Edge Inference Buildout
While training workloads concentrate in massive centralized data centers, inference is migrating to the edge. On-device inference (phones, PCs, cars), enterprise inference (private clouds, on-premise servers), and telecom edge inference create demand for a different class of infrastructure — smaller, distributed, optimized for latency rather than throughput. Companies like Dell (enterprise servers), Cloudflare (edge network), and Applied Digital (distributed GPU cloud) are positioned for this second wave of AI infrastructure demand that follows the centralized training buildout.
Power Bottleneck
Data center power demand in the U.S. is projected to double from 17 GW in 2022 to 35+ GW by 2030, driven almost entirely by AI workloads.

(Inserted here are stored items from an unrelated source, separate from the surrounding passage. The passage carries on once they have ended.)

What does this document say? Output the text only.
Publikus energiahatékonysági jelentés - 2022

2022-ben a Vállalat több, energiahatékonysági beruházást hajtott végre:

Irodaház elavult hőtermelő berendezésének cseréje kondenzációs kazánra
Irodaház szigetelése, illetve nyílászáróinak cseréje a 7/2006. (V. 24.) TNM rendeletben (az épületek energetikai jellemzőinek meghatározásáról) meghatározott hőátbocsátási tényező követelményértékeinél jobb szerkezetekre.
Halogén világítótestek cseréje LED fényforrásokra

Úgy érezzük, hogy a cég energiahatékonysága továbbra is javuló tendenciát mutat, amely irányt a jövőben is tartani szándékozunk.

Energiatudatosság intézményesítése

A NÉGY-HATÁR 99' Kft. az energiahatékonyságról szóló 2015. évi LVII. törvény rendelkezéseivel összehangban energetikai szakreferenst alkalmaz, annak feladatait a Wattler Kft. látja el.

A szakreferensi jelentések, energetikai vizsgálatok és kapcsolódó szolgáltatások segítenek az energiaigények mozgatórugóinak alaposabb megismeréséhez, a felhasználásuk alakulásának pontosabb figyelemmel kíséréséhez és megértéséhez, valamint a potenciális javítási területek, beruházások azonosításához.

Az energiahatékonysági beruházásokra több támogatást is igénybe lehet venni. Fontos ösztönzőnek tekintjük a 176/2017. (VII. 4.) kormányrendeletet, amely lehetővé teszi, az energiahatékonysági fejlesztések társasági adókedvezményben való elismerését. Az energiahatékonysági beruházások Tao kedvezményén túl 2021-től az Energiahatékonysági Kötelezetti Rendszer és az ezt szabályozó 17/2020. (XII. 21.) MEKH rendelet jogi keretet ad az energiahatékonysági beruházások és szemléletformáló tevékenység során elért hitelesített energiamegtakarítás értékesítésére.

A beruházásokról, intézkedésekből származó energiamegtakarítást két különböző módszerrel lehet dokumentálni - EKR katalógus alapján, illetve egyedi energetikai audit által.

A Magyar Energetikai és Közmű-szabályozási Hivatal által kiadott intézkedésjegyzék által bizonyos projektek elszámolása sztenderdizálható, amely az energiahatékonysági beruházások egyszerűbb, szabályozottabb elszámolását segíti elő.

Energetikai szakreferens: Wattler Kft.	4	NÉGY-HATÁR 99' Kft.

Utilities cannot build generation and transmission infrastructure at this pace — permitting alone takes 3-5 years for new power plants and transmission lines. This creates an infrastructure bottleneck that benefits companies in power equipment (Vertiv, Powell Industries, Eaton), on-site generation (Bloom Energy fuel cells, small modular nuclear), and grid modernization (transformers, switchgear, smart grid). The power constraint is the single most important variable in AI infrastructure investing over the next five years.
Sovereign AI Clouds
Governments worldwide are mandating that AI infrastructure for sensitive applications be hosted within national borders, on nationally controlled hardware, under domestic data sovereignty laws. This drives demand for AI infrastructure outside the U.S. hyperscaler footprint — local data centers, nationally sourced power, and sometimes locally manufactured hardware. Countries from Saudi Arabia to France to India are investing billions in sovereign AI infrastructure. Companies that can deliver turnkey AI data center solutions internationally capture a market that barely existed 18 months ago.